By Jen_Statsky on October 28th, 2008 Blog Homepage
Posted in blog
Many look forward to Halloween for the thrill of coming up with a clever, unique, fun costume to wear to a friend’s party. Others circle October 31st on their calendars with their sights set on delicious candy corn, chocolate bars, and caramel covered apples. And last but not least, some people enjoy this fall holiday because it provides them with another excuse to have random, dirty, promiscuous sex with strangers in costume. Because people seem to have already mastered the whole costume and candy portion of the evening, I’m going to provide you with a bit of a guide to sealing the deal on that last part. Or, rather, I’m going to provide you with a guide as to how NOT to seal it. Without further adieu, I present you with ….

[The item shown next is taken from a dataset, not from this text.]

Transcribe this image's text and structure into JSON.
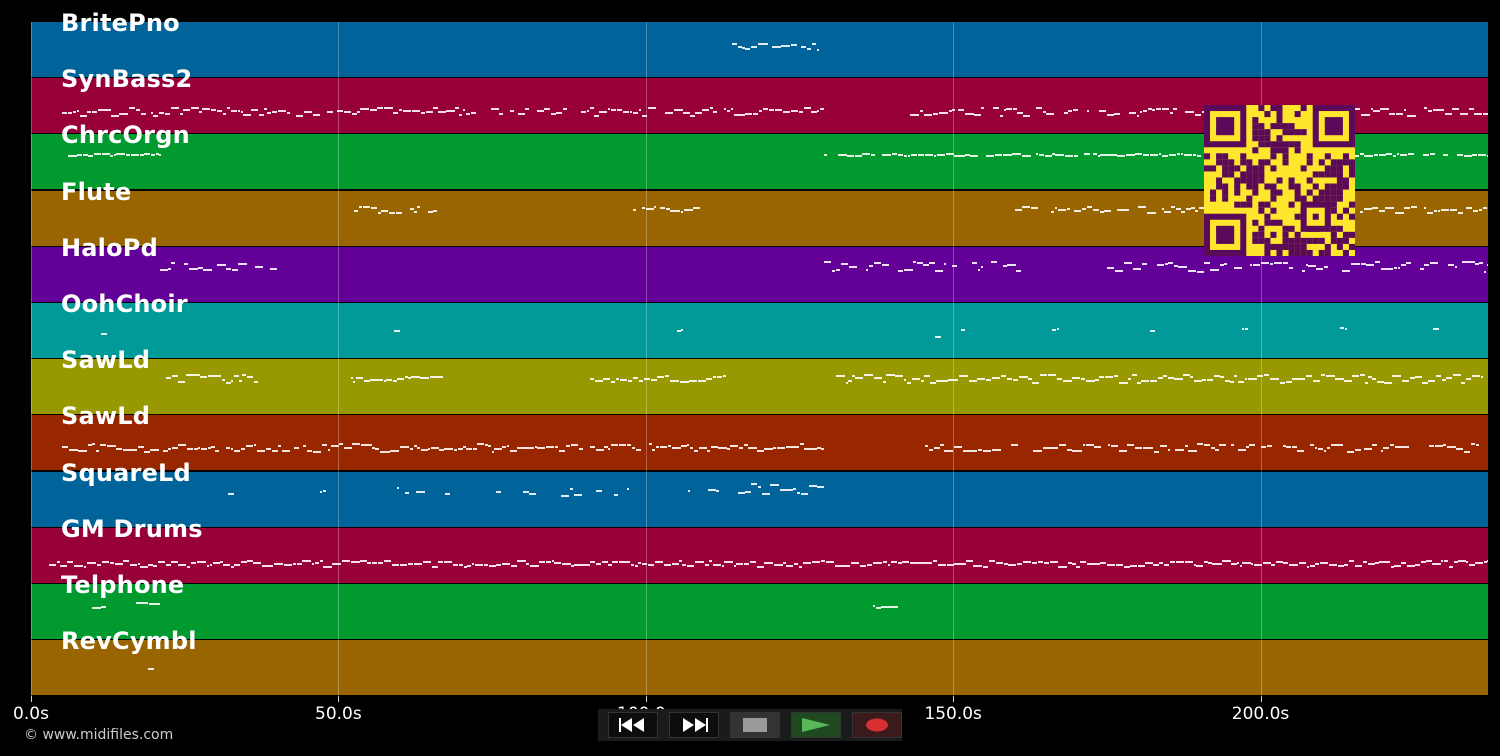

The Top 10 Pickup Lines NOT To Use On Halloween
- “You know, last week when I saw you here, I couldn’t even imagine wanting to have sex with you. But now that you have that sheet over your head…”
- “That’s a great fat chick costume you’ve got on.”
- “You know, I knew there’d be so many scantily clad women walking around tonight, I only masturbated twice today.”
- “Yeah, I love Halloween too. Any excuse to hide my face, I’m actually not that attractive.”
- “Your boobs look really great in that … oh, I guess you’re just completely naked, huh? Boy, do I love Halloween! So many sluts.”
- “My penis is already in costume, too.”
- “I just wish random children would come to my house every day of the year!”
- “So, I was thinking, I’ve got way more candy than this back at my place, and you sure look like a girl who eats her feelings … “
- “Halloween is kinda lame, in my opinion. Do you know how hard it is to get a roofie into a SKOR bar? Oh, no, that’s right, you were in the bathroom.”
- *drop pants* “Hallo, it’s my ween!”